The issue I am facing is that whenever the Jenkins controller restarts, the Jenkins Location URL isn’t updated according to the CasC file. Surprisingly, if I navigate to https://jenkins-utility.example.com/manage/configuration-as-code/ and click on the Reload existing configuration option under Actions, the CasC configuration reloads correctly and reflects properly. However, upon restarting Jenkins, the URL resets to http://localhost:8080.

Screenshot 2024-06-06 at 11.16.44 PM1269×710 48.7 KB

I’m not sure how jenkins controller constructing/reading this URL from and resetting it to localhost:8080.

Is there a way to force Jenkins to reload the CasC configuration whenever it restarts? Is there any cache or something that needs to be cleaned up

Any pointers or references would be highly appreciated!

–

Does the helm chart also define the location in some way?

yes, we have customized jenkins-values.yaml where I’m specifiying the jenkins url. BASE_URL is jenkins endpoint passed in terraform deployment.

## `controller.jenkinsUrl` to change the url definition.
  jenkinsUrl: "${BASE_URL}"

For reference:

I guess it should be qualified as tinkering instead of proper method, but whenever I change anything in the Jcasc file, and after restarting Jenkins, I trigger a Jcasc reload thanks to the REST API.
There must be a clean way of doing that.

Thank you @mawinter69 @poddingue for your prompt responses and willingness to assist, much appreciated!

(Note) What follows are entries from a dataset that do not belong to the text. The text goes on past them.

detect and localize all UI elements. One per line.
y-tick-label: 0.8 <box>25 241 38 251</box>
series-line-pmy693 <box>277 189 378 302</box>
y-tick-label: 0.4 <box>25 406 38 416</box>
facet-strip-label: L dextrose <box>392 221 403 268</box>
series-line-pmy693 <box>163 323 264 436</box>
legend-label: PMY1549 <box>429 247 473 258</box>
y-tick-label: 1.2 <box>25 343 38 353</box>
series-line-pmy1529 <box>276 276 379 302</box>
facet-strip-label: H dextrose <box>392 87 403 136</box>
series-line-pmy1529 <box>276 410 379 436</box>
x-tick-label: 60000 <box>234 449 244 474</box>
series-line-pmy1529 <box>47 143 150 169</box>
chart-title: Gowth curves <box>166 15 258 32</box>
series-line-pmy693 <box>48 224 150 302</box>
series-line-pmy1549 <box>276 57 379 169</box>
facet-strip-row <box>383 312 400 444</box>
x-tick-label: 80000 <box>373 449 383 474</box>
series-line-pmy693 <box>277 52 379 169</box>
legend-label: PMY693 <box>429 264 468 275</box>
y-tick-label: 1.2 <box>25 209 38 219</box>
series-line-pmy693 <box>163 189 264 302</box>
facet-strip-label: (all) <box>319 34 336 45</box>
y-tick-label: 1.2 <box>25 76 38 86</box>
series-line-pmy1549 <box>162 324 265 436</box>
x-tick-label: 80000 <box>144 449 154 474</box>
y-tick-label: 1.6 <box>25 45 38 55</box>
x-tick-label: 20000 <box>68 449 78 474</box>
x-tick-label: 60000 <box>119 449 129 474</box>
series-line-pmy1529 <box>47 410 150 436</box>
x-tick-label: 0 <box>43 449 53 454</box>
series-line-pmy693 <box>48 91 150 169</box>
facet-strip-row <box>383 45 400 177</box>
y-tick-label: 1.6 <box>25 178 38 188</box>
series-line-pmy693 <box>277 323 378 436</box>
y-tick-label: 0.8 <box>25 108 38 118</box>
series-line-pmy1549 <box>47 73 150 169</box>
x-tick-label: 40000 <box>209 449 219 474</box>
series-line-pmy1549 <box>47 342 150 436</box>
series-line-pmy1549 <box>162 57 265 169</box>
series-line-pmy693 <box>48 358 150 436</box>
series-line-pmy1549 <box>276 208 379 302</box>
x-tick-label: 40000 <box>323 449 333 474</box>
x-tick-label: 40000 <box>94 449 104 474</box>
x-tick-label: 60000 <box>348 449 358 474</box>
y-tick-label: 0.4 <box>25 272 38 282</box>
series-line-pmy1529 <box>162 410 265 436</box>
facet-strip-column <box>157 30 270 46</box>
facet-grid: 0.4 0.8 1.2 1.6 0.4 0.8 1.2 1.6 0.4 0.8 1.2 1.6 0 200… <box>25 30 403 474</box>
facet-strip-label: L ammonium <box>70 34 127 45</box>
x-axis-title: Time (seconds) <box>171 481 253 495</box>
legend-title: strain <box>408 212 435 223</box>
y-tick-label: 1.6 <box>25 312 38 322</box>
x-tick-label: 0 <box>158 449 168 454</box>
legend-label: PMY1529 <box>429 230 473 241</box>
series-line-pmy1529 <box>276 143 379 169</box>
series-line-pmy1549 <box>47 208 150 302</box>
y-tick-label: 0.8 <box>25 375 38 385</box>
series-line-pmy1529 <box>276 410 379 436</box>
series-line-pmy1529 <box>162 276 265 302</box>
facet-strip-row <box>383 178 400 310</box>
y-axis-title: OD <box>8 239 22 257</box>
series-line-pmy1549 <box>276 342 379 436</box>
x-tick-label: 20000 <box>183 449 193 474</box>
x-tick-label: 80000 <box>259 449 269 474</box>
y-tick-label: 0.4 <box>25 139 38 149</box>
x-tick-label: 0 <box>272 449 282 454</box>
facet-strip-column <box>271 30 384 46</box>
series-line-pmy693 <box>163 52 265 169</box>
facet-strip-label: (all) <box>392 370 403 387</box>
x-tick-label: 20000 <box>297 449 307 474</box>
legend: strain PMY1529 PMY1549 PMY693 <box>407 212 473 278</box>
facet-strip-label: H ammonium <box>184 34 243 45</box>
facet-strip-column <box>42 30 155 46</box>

Although, the initial suggestions didn’t resolve my issue, I continued my investigation. After exploring and digging JENKINS_HOME i.e. /var/jenkins_home, I noticed the init.groovy.d directory, I discovered groovy script named base.groovy that was resetting the Jenkins Location URL to localhost:8080. By modifying this script, I was able to set the correct base URL, and now everything works as expected.

Thank you all for your support!

Thank you so much for your feedback, @altif.
I’m delighted to hear that you found a solution.
Do you have any insight into why this script was written or generated in this particular manner?

@poddingue We have 5 to 6 Jenkins controllers currently running as Docker containers on EC2 instances. These init Groovy scripts are used for the initial setup of our Jenkins controllers, including configuring the admin email, base URL, LDAP setup, user access, and other settings. These scripts are an integral part of our Jenkins controller setup, allowing us to avoid manual changes and updates when provisioning a new Jenkins controller.

Recently, we began migrating all our container-based Jenkins controllers to EKS to leverage Kubernetes capabilities. During the data migration, these scripts were copied over, which caused issues that we didn’t realize until yesterday.

It was a valuable learning experience.

I get it now, thanks for taking the time to explain it.